Sorry, but that is soooo wrong.
This is all about impedance matching, and load - nothing to do with neodymium magnets. ECC mentioned it back a page or two. You have to consider a few things - the input impedance of the device you are connecting to, and the impedance of the coil. You can design a microphone with incredibly thin wire, so that it is more efficient and converting physical movement into electricity, or you can use much less delicate, thicker wire that can stand being inside a kick drum. The thicker and heavier coil and it's former will have more of a resistance to starting to move, and once moving to slow down at the other end of travel. The impact is mainly changes to frequency response, but also a different 'sound'. The lower impedance of one version compared to the higher resistance of the other also works against you by the mic trying to work the other way around - as in the connection to the preamp loads the coil, which actually dampens it. Typical preamps might well have an impedance of between say 150 Ohms up to maybe 1K or a bit more. In this range, the unwanted loading with some impedance capsules presents a good transfer and minimal 'back pressure' using descriptive, not science words. You can connect an SM57, with the transformer missing to a guitar amp - probably the worst combination, but if the amp has enough gain, it sort of works. It gets wrecked a bit by the capacitance of the cable, and the length, but apart from sounding a bit woolly, it works, sort of. You can take a loudspeaker output from an amp rated as perhaps 8 Ohms, and with care stuff it into a guitar amp expecting maybe a 50K pickup? It works. As an example of mismatches, I currently have the output of a Sennheiser IEM receiver, connected to the line input of a powered PA speaker. The mismatch means I have great quality, but the IEM is turned up nearly full and the volume on the speaker is high too. Turning it off makes a huge loud bang. The battery went flat, and I swapped it for a Trantec IEM 4000 - the output impedance of this is very clearly different. I need to have the volume knob way, way down. If I plug earphones into both of them - the volume is the same. The earpieces are 15 Ohm, the input impedance of the speaker is highish - not sure exactly, but probably 25K maybe?
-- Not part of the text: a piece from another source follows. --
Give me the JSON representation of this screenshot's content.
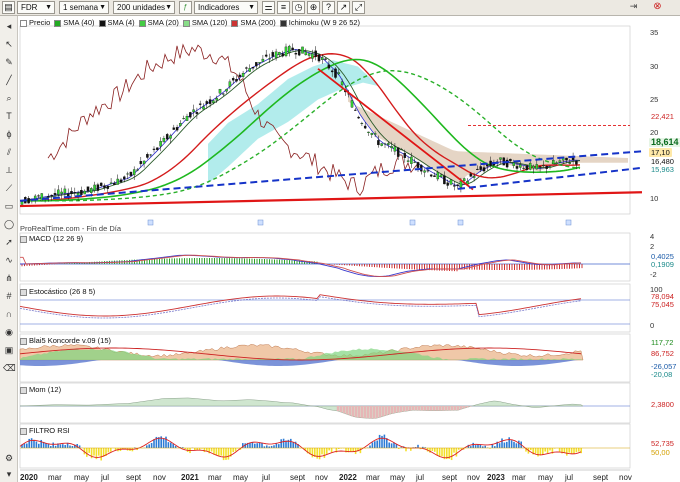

This is what happens when you have impedance mismatches. If the mismatch works well, it may well turn a rather bright mic mellow, or just reduce it's output, or loads of other consequences. My advice is simple. try it and see. You cannot have a rule, because the transformer in a mic is there for a purpose - perhaps just to make it work on a wider range of kit without changing sound? You could design a mic that did not need a transformer, just by altering the windings - more/less winds and more/less thickness to the cable. Just don't allocate the 'better' sound to the mic mod - consider the mic AND your preamp, you have made it a combination. Your good mic could sound rubbish on a different preamp - something that does not happen very much with designed products.